What is EICR Testing?

An Electrical Installation Condition Report, or EICR (sometimes referred to as ‘Periodic Inspection’ or ‘Landlord Certificate’), is the inspection and testing of electrical installations at regular intervals to check whether they are in a satisfactory condition for safe continued use.

As a guide, an EICR of your electrics should be carried out:

  • Every 10 years for an owner-occupied home
  • Every 5 years for a rented home
  • Every 3 years for a caravan
  • Every year for a swimming pool
  • Change of tenant in a rental property
  • When a property is being prepared for letting
  • Before selling a property or buying a previously-occupied property

Why is an EICR Important?

An EICR is important for the safety of those that live or work in the property being assessed.

Wires and electrical installations will gradually degrade over time, so it’s important to have them checked to ensure they don’t become a safety risk, be it danger of electric shocks, overheating or sparks; in the UK, up to seven fire incidents a day can be attributed to faulty wires.
Secondly, rental properties require an EICR by law, and you could be fined for not having one when you’re supposed to. Furthermore, it could interfere with insurance, and may be required to validate business insurance.
Additionally, it could save you money; that equipment that is overheating is drawing more energy than it needs to be, potentially costing you large amounts in wasted energy. It helps to ensure everything is up to date and running efficiently.

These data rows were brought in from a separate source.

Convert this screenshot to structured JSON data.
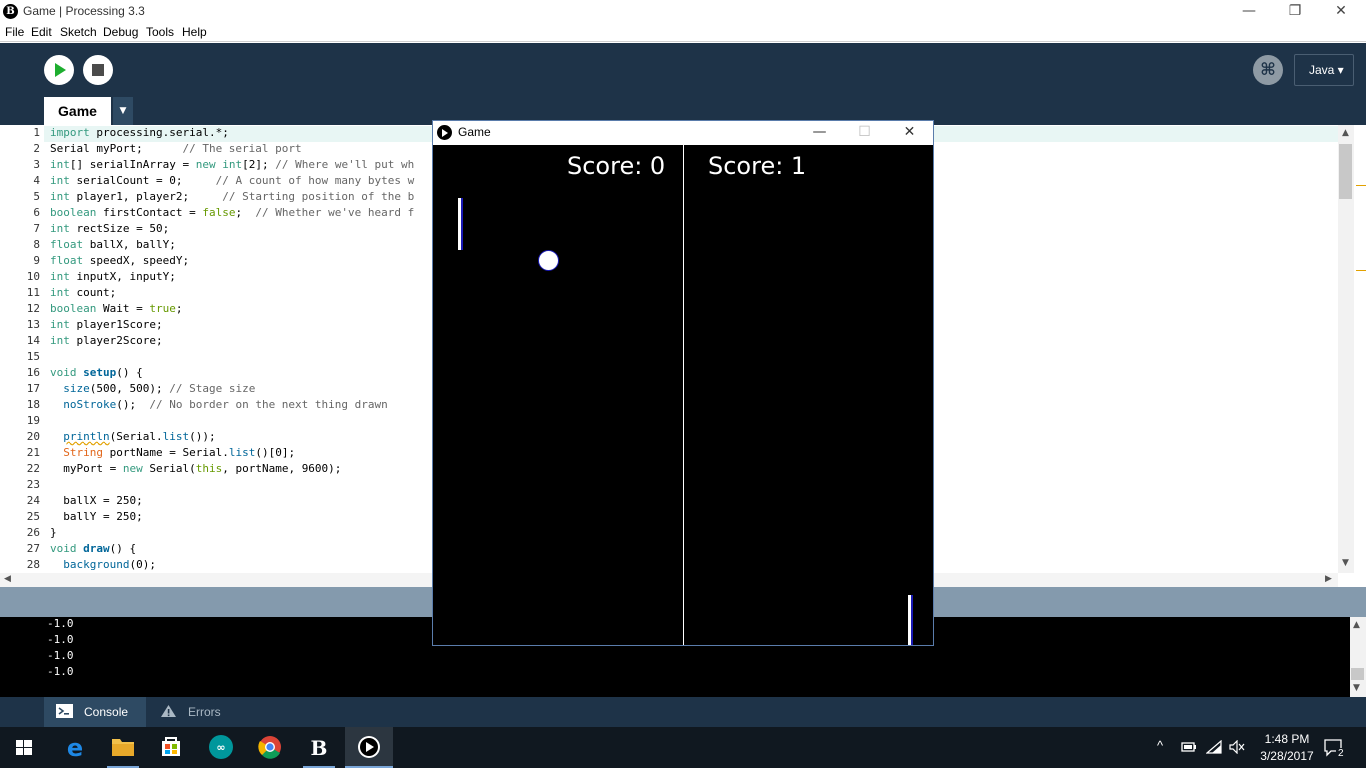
{
  "window": {
    "title": "Game | Processing 3.3",
    "logo_text": "B",
    "minimize": "—",
    "restore": "❐",
    "close": "✕"
  },
  "menu": [
    "File",
    "Edit",
    "Sketch",
    "Debug",
    "Tools",
    "Help"
  ],
  "toolbar": {
    "debug_glyph": "⌘",
    "mode": "Java ▾",
    "tab_name": "Game",
    "tab_dropdown": "▼"
  },
  "editor": {
    "line_numbers": [
      "1",
      "2",
      "3",
      "4",
      "5",
      "6",
      "7",
      "8",
      "9",
      "10",
      "11",
      "12",
      "13",
      "14",
      "15",
      "16",
      "17",
      "18",
      "19",
      "20",
      "21",
      "22",
      "23",
      "24",
      "25",
      "26",
      "27",
      "28"
    ]
  },
  "console": {
    "lines": [
      "-1.0",
      "-1.0",
      "-1.0",
      "-1.0"
    ],
    "tab_console": "Console",
    "tab_errors": "Errors"
  },
  "sketch": {
    "title": "Game",
    "score_left": "Score: 0",
    "score_right": "Score: 1",
    "min": "—",
    "max": "☐",
    "close": "✕"
  },
  "taskbar": {
    "time": "1:48 PM",
    "date": "3/28/2017",
    "notifications": "2"
  }
}
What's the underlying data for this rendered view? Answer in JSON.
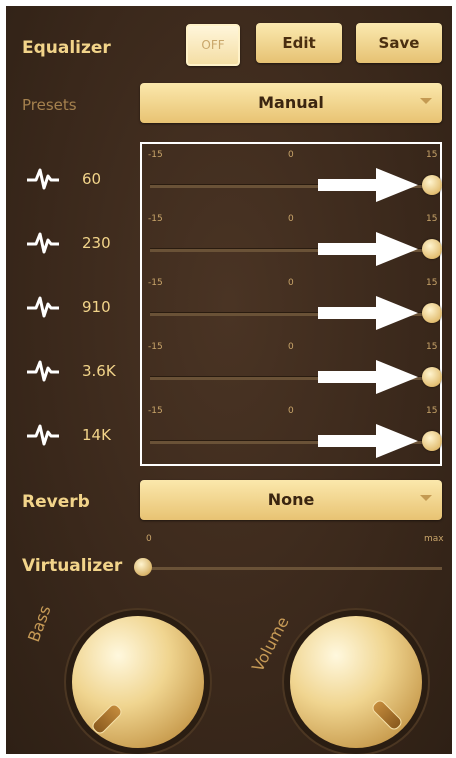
{
  "header": {
    "title": "Equalizer",
    "off_label": "OFF",
    "edit_label": "Edit",
    "save_label": "Save"
  },
  "presets": {
    "label": "Presets",
    "selected": "Manual"
  },
  "bands": [
    {
      "freq": "60",
      "min": "-15",
      "mid": "0",
      "max": "15",
      "value": 15
    },
    {
      "freq": "230",
      "min": "-15",
      "mid": "0",
      "max": "15",
      "value": 15
    },
    {
      "freq": "910",
      "min": "-15",
      "mid": "0",
      "max": "15",
      "value": 15
    },
    {
      "freq": "3.6K",
      "min": "-15",
      "mid": "0",
      "max": "15",
      "value": 15
    },
    {
      "freq": "14K",
      "min": "-15",
      "mid": "0",
      "max": "15",
      "value": 15
    }
  ],
  "reverb": {
    "label": "Reverb",
    "selected": "None"
  },
  "virtualizer": {
    "label": "Virtualizer",
    "min_label": "0",
    "max_label": "max",
    "value": 0
  },
  "knobs": {
    "bass_label": "Bass",
    "volume_label": "Volume"
  },
  "colors": {
    "background": "#3a281b",
    "gold": "#f2d48a",
    "arrow": "#ffffff"
  }
}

What Does An EICR Inspect?


  • Ensuring sockets that supply power to portable electrical equipment outside are protected by a suitable residual current device (RCD)
  • Ensure the supplier’s main earth or local earthing is within specifications and provides an adequate path to earth
  • Any electrical circuits or equipment that may be overloaded and showing signs of thermal damage
  • Potential electric shock risks
  • Any lack of earthing or bonding
  • Earthing and bonding quality
  • Tests are carried out on wiring and fixed electrical equipment to check that they are safe
  • Testing of electrical appliances to ensure they are safe to use, or Portable Appliance Testing (PAT)
  • The suitability of the switchgear and controlgear
  • The type of wiring system and its condition. For example, cables coated in black rubber were phased out in the 1960s. Likewise cables coated in lead or fabric are even older and may well need replacing (modern cables use longer-lasting pvc insulation)
  • The presence of adequate identification and notices at the consumer unit.
  • The extent of any wear and tear, damage or other deterioration to accessories, cables etc.
  • Any changes in the use of the premises that have led to, or may lead to, unsafe conditions

If anything dangerous or potentially dangerous is found, the overall condition of the electrical installation will be declared to be 'unsatisfactory', meaning that remedial action is required without delay to remove the risks to those in the premises.


The registered electrical competent person will then issue an Electrical Installation Condition Report (EICR) which details any observed damage, deterioration, defects, dangerous conditions and any non-compliances with the present-day safety standard that might give rise to danger.